Joaquin, 10 ans, empoisonné par sa maman à Genappe: "Je savais que ça allait se produire" confesse le papa
Le drame est survenu dimanche. Malgré l'arrivée rapide des secours, Joaquin n'a pas survécu. Sa sœur Mégane, de deux ans son aînée, est toujours plongée dans le coma tandis que l'auteure des faits était aux soins intensifs. La papa, Joachim Gonzalez, dénonce pour la DH le laxisme dont les autorités judiciaires auraient fait preuve.
- Publié le 01-03-2016 à 07h14
- Mis à jour le 01-03-2016 à 07h21

Joachim Gonzalez dénonce le laxisme dont les autorités judiciaires auraient fait preuve. C'est un homme complètement anéanti que nous sommes parvenus à joindre, lundi après-midi. Au lendemain du terrible drame qui a coûté la vie à son fils Joaquin, âgé de 10 ans, Joaquim Gonzalez a tenu à exprimer toute la douleur qui l'opprime actuellement. "Je suis complètement effondré", nous a-t-il confié, la voix pleine de douloureux sanglots. "Elle m'a volé mon fils, ils m'ont volé mon fils."
Habitant aujourd'hui du côté de Bruxelles, Joaquim a appris avec effroi le geste meurtrier posé par son ex-compagne. Selon les premiers éléments de l'enquête, Maïté Levêque aurait empoisonné ses enfants avant de tenter de se donner la mort, dimanche matin.
Malgré l'arrivée rapide des secours, prévenus par un proche de la Genapienne, Joaquin n'a pas survécu. Sa sœur Mégane, de deux ans son aînée, était, hier, toujours plongée dans le coma tandis que l'auteure des faits était aux soins intensifs.

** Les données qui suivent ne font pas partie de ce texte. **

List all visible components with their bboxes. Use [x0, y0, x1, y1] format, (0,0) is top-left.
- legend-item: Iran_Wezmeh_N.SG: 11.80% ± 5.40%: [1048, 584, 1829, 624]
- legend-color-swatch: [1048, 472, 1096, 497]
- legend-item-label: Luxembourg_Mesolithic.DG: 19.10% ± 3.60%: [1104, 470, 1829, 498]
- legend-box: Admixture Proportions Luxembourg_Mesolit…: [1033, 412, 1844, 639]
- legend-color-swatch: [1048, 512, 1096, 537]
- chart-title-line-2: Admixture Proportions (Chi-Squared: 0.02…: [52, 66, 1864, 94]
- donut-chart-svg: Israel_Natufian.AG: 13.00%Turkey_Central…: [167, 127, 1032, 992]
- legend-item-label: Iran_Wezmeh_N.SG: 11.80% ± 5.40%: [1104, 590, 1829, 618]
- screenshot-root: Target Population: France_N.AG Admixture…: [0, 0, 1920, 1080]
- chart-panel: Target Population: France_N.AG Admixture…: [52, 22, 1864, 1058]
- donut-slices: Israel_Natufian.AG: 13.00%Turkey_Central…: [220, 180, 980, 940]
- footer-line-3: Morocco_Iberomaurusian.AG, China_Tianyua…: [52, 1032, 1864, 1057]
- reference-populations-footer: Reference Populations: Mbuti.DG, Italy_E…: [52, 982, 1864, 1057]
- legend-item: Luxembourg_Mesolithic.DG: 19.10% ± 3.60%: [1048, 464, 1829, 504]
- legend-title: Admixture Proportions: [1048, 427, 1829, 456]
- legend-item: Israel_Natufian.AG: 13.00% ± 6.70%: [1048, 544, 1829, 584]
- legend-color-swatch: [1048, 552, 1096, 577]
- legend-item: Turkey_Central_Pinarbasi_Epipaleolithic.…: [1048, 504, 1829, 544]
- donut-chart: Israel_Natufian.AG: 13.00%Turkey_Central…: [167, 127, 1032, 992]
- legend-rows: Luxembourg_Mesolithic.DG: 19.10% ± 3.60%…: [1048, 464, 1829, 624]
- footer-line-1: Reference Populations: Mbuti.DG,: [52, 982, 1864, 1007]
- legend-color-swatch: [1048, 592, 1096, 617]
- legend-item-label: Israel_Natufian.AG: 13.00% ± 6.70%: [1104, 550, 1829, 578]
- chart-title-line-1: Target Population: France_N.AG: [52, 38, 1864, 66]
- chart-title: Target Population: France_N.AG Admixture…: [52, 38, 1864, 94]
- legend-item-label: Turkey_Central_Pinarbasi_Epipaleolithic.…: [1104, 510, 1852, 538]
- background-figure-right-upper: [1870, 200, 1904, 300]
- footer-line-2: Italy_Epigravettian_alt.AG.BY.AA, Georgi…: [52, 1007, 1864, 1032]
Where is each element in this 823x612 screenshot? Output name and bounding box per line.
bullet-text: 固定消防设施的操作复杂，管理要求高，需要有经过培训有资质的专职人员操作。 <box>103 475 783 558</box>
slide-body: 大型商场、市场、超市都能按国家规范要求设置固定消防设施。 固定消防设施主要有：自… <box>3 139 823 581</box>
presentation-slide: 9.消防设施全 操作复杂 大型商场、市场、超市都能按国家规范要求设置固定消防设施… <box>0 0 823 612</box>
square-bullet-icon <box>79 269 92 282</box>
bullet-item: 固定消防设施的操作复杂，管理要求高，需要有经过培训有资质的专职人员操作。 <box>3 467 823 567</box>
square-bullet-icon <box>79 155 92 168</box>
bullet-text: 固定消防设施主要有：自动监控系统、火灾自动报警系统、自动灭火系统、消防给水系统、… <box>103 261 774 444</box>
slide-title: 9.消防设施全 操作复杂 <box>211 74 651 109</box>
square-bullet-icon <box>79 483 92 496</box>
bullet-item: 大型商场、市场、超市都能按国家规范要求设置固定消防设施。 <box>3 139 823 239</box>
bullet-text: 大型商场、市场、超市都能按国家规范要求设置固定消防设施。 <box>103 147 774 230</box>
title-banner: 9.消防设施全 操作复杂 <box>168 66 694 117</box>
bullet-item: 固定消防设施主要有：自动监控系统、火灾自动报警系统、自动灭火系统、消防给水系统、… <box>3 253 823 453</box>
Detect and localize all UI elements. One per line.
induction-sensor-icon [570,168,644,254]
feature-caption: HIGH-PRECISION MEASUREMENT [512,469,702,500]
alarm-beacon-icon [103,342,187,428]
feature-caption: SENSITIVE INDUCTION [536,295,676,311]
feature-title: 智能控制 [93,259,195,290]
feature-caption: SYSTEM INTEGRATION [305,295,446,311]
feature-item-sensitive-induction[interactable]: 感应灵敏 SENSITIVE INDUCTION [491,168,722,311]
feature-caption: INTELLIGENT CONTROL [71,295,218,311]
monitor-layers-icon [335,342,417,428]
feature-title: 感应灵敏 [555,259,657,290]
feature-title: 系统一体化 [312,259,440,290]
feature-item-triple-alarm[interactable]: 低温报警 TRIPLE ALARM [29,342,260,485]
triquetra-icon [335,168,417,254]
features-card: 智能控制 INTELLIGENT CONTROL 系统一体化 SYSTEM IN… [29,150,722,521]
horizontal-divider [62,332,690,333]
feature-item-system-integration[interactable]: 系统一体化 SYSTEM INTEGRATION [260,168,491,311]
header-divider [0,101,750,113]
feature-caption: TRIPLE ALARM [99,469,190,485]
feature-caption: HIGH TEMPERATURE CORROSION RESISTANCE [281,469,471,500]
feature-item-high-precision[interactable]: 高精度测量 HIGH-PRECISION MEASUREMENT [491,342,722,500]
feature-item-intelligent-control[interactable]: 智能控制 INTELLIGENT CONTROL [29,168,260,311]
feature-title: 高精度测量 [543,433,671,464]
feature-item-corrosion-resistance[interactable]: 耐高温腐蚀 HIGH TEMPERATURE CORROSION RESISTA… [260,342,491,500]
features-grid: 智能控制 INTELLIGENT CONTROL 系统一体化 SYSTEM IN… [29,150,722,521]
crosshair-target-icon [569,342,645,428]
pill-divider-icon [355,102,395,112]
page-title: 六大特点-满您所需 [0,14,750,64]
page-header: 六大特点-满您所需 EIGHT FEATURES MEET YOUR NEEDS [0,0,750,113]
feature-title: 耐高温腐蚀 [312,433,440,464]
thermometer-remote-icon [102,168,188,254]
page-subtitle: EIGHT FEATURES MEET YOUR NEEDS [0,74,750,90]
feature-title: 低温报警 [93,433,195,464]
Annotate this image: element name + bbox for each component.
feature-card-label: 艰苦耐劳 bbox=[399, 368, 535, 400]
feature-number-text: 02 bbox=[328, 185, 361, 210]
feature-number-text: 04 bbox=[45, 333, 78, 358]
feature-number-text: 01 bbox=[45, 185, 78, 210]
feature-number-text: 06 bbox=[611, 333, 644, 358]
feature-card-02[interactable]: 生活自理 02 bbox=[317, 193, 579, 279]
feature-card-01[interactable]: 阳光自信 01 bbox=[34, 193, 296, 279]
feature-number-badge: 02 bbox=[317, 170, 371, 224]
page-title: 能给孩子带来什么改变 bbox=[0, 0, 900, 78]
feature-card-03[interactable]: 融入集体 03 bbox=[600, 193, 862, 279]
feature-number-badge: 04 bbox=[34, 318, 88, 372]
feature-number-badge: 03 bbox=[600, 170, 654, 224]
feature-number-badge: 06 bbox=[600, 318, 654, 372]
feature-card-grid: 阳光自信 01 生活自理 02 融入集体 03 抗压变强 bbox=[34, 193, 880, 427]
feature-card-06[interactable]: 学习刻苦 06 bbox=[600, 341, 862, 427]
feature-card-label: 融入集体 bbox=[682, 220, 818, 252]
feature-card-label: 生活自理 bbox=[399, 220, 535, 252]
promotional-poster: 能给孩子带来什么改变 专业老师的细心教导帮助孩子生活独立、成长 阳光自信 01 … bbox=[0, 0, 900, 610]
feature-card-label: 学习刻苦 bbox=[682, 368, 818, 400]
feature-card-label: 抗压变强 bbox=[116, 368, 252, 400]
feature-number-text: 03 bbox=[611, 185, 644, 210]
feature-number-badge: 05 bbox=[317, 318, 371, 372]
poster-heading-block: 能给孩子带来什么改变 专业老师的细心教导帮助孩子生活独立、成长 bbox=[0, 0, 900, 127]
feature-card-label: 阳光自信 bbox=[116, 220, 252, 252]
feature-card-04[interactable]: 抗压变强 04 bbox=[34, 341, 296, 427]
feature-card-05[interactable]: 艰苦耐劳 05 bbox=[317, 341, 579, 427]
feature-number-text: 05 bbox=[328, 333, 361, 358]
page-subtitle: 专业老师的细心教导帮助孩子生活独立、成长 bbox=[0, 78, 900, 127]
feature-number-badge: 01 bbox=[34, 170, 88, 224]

"Elle avait séjourné plusieurs fois en clinique psychiatrique", raconte Joaquim Gonzalez. "Elle en était d'ailleurs sortie il y a deux mois seulement. Mais les autorités judiciaires, le SAJ, l'IPPJ,… ont continué à vouloir lui confier la garde des enfants. Ils ont décidé que la maman allait bien. Mais moi, je savais que ce n'était pas le cas. Je savais que ça allait arriver. Les autorités savaient qu'elle voulait se suicider. Et que les enfants étaient en danger." Le père du jeune garçon, qu'il décrit comme étant "gentil et calme" contre un caractère plus "turbulent" pour Mégane, qu'il avait reconnue sans être le père biologique, avait pourtant effectué les démarches pour obtenir la garde des enfants. En vain. "Ça fait 7 ans que je me bats. Et aujourd'hui, voilà le résultat. Je crois que le fait que les grands-parents maternels soient dans la police a joué. Mais même sa grand-mère maternelle avait fini par porter plainte contre Maïté."
Joaquim dit ne plus entretenir de bonnes relations avec la mère infanticide depuis longtemps. "Je n'avais plus beaucoup de contacts avec elle. Mais je sentais que ça allait se produire."
Une mère au "vécu chaotique et dramatique"
Dans le quartier de la Cressonnière, à Genappe, rien ou presque ne laissait à penser, hier, qu'un terrible drame s'y était joué la veille. Sur la maison de Joaquin et Mégane, seuls des scellés de police et un bouquet de fleurs, sobrement déposé contre la porte d'entrée, permettaient d'identifier la maison où le drame s'est produit. Les quelques riverains rencontrés nous faisaient part, avec dépit, de leur profond désarroi.
Au sein de l'école Saint-Jean, que fréquentaient les enfants jusqu'au 18 janvier dernier avant d'être scolarisés en internat à l'athénée royal de Nivelles, l'émotion était bien palpable. Le centre PMS et une équipe mobile de la Communauté française sont descendus dans l'école pour assurer un suivi psychologique des enfants qui en éprouveraient le besoin. "Les enfants étaient très appréciés et intégrés dans l'école jusqu'à leur départ", précise Cédric Valentin, président du PO de l'école Saint-Jean." Une lettre d'information a été distribuée aux parents. Des moments d'écoute et des permanences sociales seront maintenus toute la semaine pour expliquer les choses aux enfants et donner aux parents les clefs pour répondre aux questions de leurs enfants."
Contacté par nos soins, le procureur du Roi de Nivelles, Jean-Claude Elslander, évoque une "personnalité complexe" dans le chef de Maïté Levêque. Une femme ayant "un vécu chaotique et dramatique."
Hier soir, l'état de santé de la mère n'avait toujours pas permis de procéder à son audition.